The project investigated the use of electric kick scooters (e‑KF) in two German cities, Berlin and Dresden, by combining automated video‑based traffic observation with a conflict‑analysis algorithm. AIT, the Austrian Institute of Technology, led the development of the algorithm, while the German Federal Office for Roads (BASt) provided funding and coordinated the field deployment. Rental operators LIME, TIER and VOI supplied anonymised usage data that were used to contextualise the observed traffic volumes. The observation campaigns were carried out from September to November 2021 at five strategically chosen sites in each city, with cameras mounted on traffic lights and lampposts at heights between 3.8 m and 4.2 m.

The algorithm was trained on a dataset of more than 100 recorded scenes, covering 26 distinct traffic situations, 25 of which involved e‑KF. This training set was deemed sufficient to achieve robust performance in the subsequent automated extraction of vehicle trajectories, speeds, and conflict indicators. The core of the conflict detection relies on two kinematic metrics: Time‑to‑Collision (TTC) and Post‑Encroachment‑Time (PET). A TTC or PET of 1.5 s or less was used to flag a potential conflict, with sub‑categories defined as critical (≤ 0.5 s), medium (0.5–1.0 s) and light (1.0–1.5 s). Only two‑party interactions were considered, as the indicators cannot capture single‑party incidents or multi‑party clashes.

In Berlin, 6 316 e‑KF were observed, representing 0.95 % of all traffic during the study period. Of these, 43 % travelled on legally permitted lanes while 57 % used pedestrian or non‑designated road space. The median speed of the e‑KF was 16.4 km/h, comfortably below the 20 km/h limit prescribed for e‑KF. Conflict analysis identified 230 incidents involving e‑KF and other road users. Eighty‑eight percent of these involved pedestrians, 7 % cyclists, and 14 % other e‑KF. The spatial distribution of conflicts showed that 74 % occurred within 1.5 m of a pedestrian, underscoring the proximity of e‑KF to foot traffic. Conflict severity was distributed as 8 % critical, 42 % medium and 50 % light. The highest rates of incorrect lane usage were recorded at Hardenbergplatz (96 %) and Brunnenstraße (83 %), whereas sites with dedicated cycling infrastructure such as Karl‑Liebknecht‑Straße (40 %) and Hannoversche Straße (28 %) exhibited lower misuse.

Dresden’s observations, conducted under similar methodological conditions, revealed a lower overall e‑KF presence.

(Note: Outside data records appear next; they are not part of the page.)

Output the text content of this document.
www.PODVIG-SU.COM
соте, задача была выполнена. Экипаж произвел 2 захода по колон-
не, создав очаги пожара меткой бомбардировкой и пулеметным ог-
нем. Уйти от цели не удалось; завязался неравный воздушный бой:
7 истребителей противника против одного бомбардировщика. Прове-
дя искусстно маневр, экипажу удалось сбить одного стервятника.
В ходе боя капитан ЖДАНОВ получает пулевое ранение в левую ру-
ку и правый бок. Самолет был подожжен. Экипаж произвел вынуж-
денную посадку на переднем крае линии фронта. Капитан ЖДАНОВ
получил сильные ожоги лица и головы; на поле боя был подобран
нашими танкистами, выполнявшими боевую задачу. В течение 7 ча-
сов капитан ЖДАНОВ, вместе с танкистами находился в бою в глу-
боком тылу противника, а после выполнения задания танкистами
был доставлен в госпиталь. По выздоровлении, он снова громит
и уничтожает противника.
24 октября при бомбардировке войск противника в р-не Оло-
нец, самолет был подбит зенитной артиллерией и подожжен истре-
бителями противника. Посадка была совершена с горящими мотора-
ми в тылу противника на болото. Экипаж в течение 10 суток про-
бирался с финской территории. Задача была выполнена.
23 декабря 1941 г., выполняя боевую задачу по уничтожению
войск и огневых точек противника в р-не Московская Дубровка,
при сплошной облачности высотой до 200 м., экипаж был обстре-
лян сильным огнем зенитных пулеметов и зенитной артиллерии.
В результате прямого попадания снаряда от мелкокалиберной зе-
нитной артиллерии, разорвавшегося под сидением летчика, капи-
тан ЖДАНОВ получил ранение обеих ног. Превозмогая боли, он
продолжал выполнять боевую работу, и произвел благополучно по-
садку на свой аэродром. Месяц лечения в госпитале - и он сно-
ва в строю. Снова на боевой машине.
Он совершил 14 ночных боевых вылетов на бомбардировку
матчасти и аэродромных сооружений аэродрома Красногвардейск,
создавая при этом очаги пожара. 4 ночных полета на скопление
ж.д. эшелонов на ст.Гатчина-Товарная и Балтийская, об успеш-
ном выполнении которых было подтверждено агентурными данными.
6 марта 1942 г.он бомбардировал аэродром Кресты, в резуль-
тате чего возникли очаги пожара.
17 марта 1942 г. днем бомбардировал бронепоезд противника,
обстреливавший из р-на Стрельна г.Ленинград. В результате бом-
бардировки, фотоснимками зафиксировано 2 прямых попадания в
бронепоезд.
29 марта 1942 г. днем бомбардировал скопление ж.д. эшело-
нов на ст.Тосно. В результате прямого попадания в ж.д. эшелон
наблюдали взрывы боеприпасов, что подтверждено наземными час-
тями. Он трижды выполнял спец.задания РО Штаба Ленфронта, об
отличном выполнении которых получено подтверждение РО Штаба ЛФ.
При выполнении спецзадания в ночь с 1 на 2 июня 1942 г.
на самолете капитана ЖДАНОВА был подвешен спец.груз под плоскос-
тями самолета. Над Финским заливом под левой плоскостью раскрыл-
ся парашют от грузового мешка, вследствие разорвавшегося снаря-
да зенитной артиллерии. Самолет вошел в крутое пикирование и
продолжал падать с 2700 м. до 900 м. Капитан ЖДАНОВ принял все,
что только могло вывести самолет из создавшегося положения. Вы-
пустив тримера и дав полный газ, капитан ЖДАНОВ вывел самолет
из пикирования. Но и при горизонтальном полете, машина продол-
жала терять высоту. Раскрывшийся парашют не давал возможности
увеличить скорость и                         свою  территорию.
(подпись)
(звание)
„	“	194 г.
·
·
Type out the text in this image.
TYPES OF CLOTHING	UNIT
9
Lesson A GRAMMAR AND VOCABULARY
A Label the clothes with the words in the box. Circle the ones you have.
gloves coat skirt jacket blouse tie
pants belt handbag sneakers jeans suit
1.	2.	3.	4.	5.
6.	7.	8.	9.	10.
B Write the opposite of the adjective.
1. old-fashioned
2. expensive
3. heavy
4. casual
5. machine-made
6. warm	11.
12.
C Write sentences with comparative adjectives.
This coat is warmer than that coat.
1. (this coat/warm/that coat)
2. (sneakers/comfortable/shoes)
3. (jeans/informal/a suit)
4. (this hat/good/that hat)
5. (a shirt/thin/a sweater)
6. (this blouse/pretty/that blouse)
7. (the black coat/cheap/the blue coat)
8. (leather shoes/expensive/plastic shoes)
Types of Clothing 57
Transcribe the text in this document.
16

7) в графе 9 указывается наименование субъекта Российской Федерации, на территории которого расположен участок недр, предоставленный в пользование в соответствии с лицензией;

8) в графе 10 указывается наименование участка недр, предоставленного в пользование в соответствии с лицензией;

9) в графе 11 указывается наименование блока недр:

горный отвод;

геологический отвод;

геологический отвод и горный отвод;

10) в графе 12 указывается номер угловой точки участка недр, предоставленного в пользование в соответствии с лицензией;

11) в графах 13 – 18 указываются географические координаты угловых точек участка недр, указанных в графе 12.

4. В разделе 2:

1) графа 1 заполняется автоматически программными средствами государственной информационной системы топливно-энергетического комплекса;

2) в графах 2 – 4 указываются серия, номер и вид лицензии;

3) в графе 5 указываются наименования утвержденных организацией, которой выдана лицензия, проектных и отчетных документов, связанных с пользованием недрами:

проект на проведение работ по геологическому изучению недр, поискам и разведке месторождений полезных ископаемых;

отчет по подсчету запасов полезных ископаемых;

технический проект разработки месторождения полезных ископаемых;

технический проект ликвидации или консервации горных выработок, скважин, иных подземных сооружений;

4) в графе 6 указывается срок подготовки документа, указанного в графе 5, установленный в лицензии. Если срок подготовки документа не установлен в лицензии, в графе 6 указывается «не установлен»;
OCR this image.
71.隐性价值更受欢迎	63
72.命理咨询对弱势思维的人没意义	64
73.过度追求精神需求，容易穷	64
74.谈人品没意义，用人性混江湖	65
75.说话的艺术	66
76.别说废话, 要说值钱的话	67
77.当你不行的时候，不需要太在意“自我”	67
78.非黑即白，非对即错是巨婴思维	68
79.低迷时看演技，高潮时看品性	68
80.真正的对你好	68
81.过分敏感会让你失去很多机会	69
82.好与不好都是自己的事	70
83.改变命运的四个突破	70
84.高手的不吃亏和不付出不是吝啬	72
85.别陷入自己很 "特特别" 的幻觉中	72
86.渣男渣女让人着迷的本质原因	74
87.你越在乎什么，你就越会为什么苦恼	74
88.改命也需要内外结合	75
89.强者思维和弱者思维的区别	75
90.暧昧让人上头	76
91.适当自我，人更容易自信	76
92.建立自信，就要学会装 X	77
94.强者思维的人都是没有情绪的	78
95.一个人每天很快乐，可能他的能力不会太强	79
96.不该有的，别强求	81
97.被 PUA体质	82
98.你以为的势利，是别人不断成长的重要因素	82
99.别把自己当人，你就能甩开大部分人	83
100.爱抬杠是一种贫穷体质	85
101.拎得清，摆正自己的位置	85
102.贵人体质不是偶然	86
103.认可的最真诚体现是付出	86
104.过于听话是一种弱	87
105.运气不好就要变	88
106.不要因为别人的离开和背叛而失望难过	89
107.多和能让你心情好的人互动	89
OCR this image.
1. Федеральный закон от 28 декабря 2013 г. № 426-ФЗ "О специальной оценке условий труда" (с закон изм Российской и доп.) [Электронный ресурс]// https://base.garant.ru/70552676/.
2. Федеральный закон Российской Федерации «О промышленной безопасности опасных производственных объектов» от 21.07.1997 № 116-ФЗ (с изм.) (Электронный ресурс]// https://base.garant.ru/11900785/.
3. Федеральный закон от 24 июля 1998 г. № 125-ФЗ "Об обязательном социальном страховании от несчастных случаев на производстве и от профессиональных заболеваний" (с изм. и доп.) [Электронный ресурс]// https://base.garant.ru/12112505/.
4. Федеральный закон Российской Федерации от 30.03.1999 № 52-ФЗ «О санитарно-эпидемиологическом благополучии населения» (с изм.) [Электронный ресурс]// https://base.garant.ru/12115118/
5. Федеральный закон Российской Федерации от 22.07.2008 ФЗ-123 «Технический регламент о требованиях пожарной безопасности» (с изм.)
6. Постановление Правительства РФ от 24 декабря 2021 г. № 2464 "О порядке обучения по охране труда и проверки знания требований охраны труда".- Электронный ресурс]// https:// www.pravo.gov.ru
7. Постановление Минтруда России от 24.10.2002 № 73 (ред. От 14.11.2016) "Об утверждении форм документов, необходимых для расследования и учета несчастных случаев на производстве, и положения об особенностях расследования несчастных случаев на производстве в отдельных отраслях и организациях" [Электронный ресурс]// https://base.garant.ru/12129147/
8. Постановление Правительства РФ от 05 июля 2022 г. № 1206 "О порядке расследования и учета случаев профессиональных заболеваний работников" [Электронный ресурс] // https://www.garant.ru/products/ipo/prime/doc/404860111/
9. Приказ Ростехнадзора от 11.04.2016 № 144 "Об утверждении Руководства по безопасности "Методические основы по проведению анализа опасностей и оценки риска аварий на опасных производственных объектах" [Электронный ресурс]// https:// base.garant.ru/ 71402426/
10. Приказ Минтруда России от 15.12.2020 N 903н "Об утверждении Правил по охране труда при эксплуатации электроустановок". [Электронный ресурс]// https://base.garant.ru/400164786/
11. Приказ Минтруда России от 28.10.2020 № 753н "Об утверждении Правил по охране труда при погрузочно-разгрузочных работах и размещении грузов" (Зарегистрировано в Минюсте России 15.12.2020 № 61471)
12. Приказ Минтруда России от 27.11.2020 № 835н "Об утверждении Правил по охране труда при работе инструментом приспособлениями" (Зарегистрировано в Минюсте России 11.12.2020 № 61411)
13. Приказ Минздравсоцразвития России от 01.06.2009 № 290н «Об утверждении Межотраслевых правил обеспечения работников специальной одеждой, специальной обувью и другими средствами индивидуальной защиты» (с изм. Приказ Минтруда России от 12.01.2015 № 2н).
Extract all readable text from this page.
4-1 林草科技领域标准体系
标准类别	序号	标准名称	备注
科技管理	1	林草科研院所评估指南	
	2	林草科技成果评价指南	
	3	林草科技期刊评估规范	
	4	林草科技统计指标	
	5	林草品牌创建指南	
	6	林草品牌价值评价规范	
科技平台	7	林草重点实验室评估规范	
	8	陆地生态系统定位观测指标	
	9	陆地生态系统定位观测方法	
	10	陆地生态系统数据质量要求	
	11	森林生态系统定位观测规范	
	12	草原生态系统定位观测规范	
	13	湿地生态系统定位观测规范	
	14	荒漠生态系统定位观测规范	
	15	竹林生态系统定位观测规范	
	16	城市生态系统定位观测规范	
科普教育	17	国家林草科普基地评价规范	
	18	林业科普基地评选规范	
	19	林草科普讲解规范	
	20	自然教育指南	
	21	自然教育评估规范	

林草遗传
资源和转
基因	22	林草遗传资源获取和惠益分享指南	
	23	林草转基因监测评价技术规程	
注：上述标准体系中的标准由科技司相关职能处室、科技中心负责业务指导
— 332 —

The city’s median e‑KF speed also fell below the legal limit, and the majority of vehicles adhered to designated lanes. However, due to the limited number of recorded vehicles (approximately five per hour per site) and the restriction of video analysis to daylight hours, the Dresden data set was less comprehensive. Nonetheless, the patterns mirrored those in Berlin: a tendency for e‑KF to occupy pedestrian spaces in areas lacking cycling infrastructure, and a predominance of conflicts involving pedestrians.

The project’s findings highlight that e‑KF frequently violate lane regulations, especially in pedestrian‑dense environments, and that near‑collision incidents, while relatively rare, are predominantly with pedestrians. The algorithm’s ability to automatically quantify TTC and PET from video footage provides a scalable tool for monitoring e‑KF safety and informing urban traffic management. The collaboration between AIT, BASt, and the rental operators, supported by the BASt funding, enabled a systematic assessment of e‑KF behaviour across two major German cities within a single observation season.